On March 6, 2024, the Bank of Canada announced that it would hold its policy interest rate at 5 percent, maintaining a cautious stance as inflation continued to show uneven progress.
March 7, 2024- Inflation readings from January and February suggested improvement, yet persistent pressure in certain categories prevented the Bank from considering immediate rate cuts.
Governor Tiff Macklem noted that core inflation remained above the two percent target. Shelter costs, especially mortgage interest payments and rent, remained a driving force behind continued inflation. Economists pointed to Canada’s tight housing market as a core structural issue contributing to inflation.
Labour market data during early March showed signs of cooling, with fewer job vacancies and slower hiring activity. These factors increased speculation that rate cuts could arrive later in the year. However, Bank officials stressed the need for more consistent inflation data before easing monetary policy.
Households with upcoming mortgage renewals faced continued financial strain. Many Canadians hoped for rate relief, while some analysts warned that cutting too early could lead to renewed inflation, especially in housing.
The global context also shaped the Bank’s decisions.
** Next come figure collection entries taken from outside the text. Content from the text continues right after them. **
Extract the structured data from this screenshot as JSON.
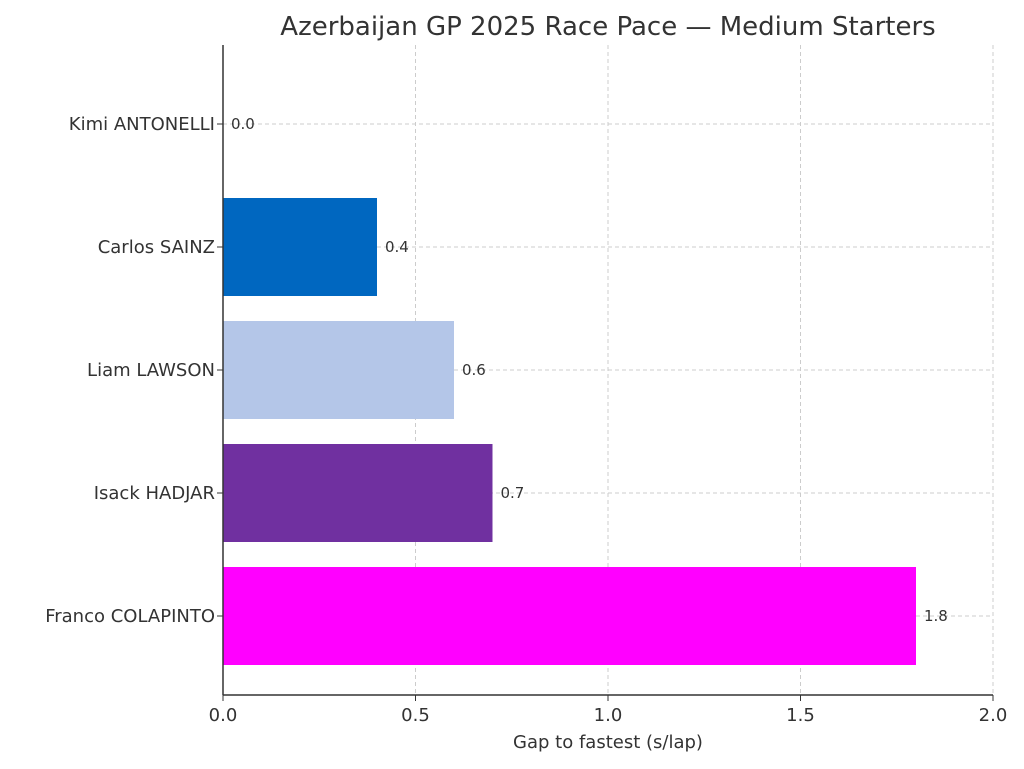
{
  "chart_data": {
    "type": "bar",
    "orientation": "horizontal",
    "title": "Azerbaijan GP 2025 Race Pace — Medium Starters",
    "xlabel": "Gap to fastest (s/lap)",
    "ylabel": "",
    "xlim": [
      0,
      2.0
    ],
    "x_ticks": [
      "0.0",
      "0.5",
      "1.0",
      "1.5",
      "2.0"
    ],
    "grid": true,
    "categories": [
      "Kimi ANTONELLI",
      "Carlos SAINZ",
      "Liam LAWSON",
      "Isack HADJAR",
      "Franco COLAPINTO"
    ],
    "values": [
      0.0,
      0.4,
      0.6,
      0.7,
      1.8
    ],
    "value_labels": [
      "0.0",
      "0.4",
      "0.6",
      "0.7",
      "1.8"
    ],
    "colors": [
      "#6cd3bf",
      "#0067c0",
      "#b4c6e8",
      "#7030a0",
      "#ff00ff"
    ]
  }
}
Shipping disruptions, energy market volatility, and geopolitical tensions contributed to economic uncertainty. The Bank of Canada signaled that it would continue to prioritize stability and data driven decisions.
March became a critical moment in shaping expectations for the remainder of 2024. Canadians watched closely for future inflation reports that would determine when borrowing costs might finally begin to fall.